Let's start by explaining two's complement at the bit level. First of all, the topmost bit, when set, indicates a negative number, and when clear, a non-negative nne. If it's clear, the stuff acts as you would expect. That is, 0 is written 0x00000000, and 2147483647 is written 0x7FFFFFFF. However, for any negative number N, in order to get its absolute value, you have to do ~N-1, with all respective wrap-arounds. This lends into -1 being written 0xFF, and -2147483648 being written 0x80. This has some nice side effects, such that -0 == 0 and addition/subtraction is the same operation for all numbers.

Now, to your code....

XOR EAX,EAX

As a mathematical rule, exclusive-OR'ing something against itself will always yield zero as a result.

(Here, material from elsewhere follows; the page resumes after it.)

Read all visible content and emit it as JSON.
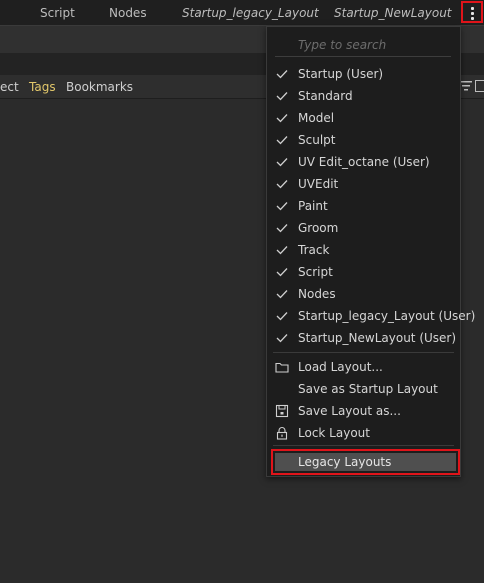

So, you can think of this like an optimized `MOV EAX, 0'. BTW, you may want to read why XOR is better for this. Then...

MOV AX, BX

MOV is an instruction that literally means "to copy the bits as-is". That is, all cleared bits in the source are respectively cleared in the destination, and all set bits in the source are respectively set in the destination. In this case, AX will now contain an exact copy of BX's contents. In the x86 architecture, EAX, EBX, ECX, and EDX are all divided this way...

 ________________ ________ ____ ____
|      ERX       |   RX   | RH | RL |
|________________|________|____|____|
 \_________________________________/
          |       \________________/
      32 bits              |    \__/
                       16 bits   ||
                               8 bits

This means that for each register R, ERX represents all of its 32 bits, RX represents its lower 16 bits, RH represents the higher byte of its lower 16 bits, and RL represents the lower byte of its lower 16 bits. Thus, returning to your code, and assuming BX contains 0xFFFF (-1 in two's complement), this is what happens...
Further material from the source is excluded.